Subject: Western Hemisphere - America
Period: 1595 (published)
Publication: Le Relationi Universali
Color: Black & White
Size:
9.7 x 6.8 inches
24.6 x 17.3 cm
This early map of the Americas is based on Ortelius and D'Anian. The Sierra Nevadas are named and Quivira appears both as a region and a large city in North America. The towns of Marta, Zalisco, and Culuacan are noted near present-day New Mexico. Another large city labeled Totonteac is shown at the top of the Mar Vermeio (Gulf of California). A wide St. Lawrence River has its headwaters in a tiny lake in the region named Saguenai, and there are no Great Lakes. The names Norinbega for New England, Mocosa, and Apalche are on the eastern seaboard.

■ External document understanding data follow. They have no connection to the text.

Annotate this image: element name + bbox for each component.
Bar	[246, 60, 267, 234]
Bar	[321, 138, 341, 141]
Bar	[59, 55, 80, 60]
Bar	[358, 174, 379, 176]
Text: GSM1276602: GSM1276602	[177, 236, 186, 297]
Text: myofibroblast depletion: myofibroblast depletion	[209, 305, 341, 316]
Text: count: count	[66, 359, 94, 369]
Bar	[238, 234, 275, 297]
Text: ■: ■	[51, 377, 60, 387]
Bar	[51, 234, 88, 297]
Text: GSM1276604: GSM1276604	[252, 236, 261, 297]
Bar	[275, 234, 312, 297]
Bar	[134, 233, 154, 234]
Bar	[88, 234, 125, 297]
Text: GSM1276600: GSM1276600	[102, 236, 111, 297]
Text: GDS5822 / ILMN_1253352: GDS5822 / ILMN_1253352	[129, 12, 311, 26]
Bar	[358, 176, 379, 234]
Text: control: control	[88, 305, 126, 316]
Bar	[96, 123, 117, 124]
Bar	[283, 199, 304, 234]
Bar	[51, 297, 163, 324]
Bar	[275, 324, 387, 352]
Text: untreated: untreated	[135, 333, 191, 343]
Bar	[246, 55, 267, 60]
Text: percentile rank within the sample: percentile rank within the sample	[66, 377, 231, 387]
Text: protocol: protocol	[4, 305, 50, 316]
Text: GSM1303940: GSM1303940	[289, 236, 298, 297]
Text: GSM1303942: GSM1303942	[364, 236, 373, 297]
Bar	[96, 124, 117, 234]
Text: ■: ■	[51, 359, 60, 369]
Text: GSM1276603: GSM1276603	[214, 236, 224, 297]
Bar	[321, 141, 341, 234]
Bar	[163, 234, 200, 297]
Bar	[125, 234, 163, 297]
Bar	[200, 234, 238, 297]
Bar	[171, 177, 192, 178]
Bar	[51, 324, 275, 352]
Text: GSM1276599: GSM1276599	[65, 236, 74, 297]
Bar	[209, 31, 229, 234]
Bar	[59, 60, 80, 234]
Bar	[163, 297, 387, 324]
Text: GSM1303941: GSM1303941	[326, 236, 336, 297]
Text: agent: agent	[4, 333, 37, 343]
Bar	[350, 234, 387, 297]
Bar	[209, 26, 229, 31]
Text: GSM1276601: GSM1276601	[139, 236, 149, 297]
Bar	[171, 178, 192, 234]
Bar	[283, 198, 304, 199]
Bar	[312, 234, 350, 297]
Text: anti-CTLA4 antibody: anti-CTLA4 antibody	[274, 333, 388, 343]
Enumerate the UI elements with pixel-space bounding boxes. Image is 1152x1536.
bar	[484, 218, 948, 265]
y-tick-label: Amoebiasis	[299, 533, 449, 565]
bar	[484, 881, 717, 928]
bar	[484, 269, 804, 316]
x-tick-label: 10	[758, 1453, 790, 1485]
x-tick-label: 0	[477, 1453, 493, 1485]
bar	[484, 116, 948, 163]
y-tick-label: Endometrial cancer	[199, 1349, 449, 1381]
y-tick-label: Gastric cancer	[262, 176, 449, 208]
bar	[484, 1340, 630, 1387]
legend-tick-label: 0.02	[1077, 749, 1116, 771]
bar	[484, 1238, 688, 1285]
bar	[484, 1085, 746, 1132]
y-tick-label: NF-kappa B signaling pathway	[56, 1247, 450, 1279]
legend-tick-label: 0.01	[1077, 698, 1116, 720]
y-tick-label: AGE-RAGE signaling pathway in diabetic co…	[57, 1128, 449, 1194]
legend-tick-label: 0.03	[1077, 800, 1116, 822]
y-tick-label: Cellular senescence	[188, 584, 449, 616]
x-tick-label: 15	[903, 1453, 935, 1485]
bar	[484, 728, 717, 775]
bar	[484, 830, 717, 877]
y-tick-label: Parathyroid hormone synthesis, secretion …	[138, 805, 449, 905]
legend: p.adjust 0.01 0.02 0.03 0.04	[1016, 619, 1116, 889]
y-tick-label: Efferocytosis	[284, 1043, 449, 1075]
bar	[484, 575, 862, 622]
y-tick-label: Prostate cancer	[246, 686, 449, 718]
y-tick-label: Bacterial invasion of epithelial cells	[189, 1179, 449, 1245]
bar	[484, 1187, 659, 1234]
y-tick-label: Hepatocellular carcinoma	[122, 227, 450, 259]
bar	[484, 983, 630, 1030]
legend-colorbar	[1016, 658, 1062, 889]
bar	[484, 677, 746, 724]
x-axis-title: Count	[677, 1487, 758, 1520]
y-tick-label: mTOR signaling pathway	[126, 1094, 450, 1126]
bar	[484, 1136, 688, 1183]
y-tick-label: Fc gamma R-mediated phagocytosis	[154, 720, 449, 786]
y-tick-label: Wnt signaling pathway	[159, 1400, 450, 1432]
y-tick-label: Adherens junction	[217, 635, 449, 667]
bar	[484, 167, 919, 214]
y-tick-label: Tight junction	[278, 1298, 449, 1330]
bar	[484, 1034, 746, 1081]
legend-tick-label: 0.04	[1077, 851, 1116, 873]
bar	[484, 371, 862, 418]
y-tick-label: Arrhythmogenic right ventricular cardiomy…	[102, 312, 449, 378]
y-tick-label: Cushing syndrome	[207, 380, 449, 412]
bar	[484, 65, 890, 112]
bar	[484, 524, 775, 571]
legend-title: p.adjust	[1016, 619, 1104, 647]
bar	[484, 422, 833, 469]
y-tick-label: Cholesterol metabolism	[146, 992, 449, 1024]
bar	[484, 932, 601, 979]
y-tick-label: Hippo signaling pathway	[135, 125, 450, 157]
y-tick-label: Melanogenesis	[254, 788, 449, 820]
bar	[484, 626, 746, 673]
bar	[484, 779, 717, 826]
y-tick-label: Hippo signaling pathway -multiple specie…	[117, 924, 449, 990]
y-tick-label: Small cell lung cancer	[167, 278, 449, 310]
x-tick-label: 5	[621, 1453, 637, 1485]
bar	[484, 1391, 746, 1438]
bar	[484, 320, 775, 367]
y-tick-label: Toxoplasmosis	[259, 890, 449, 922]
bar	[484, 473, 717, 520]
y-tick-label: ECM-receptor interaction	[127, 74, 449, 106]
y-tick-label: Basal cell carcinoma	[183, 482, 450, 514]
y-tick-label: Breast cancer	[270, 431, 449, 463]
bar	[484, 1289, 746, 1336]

Off the coast, the imaginary islands of Frislant, Dos Demonios, Sept Cites, and St. Brendain are shown. South America is shown with a bulging western coast from Ortelius, while an outsized La Plata River plunges into the continent. A massive Tierra del Fuego fills the bottom of the map and is connected to an even more massive Nova Guinea, which carries a notation referring to Andrea Corsali, a 15th-century Florentine explorer who described and named the Southern Cross. This is the first state with no line encircling the continent, engraved by Girolamo Porro, although his imprint does not appear on this state. Blank verso.
References: Burden #86.
Condition: A
A dark impression with a few miniscule wormholes that are only visible when held up to light and minor dampstaining in the blank margins.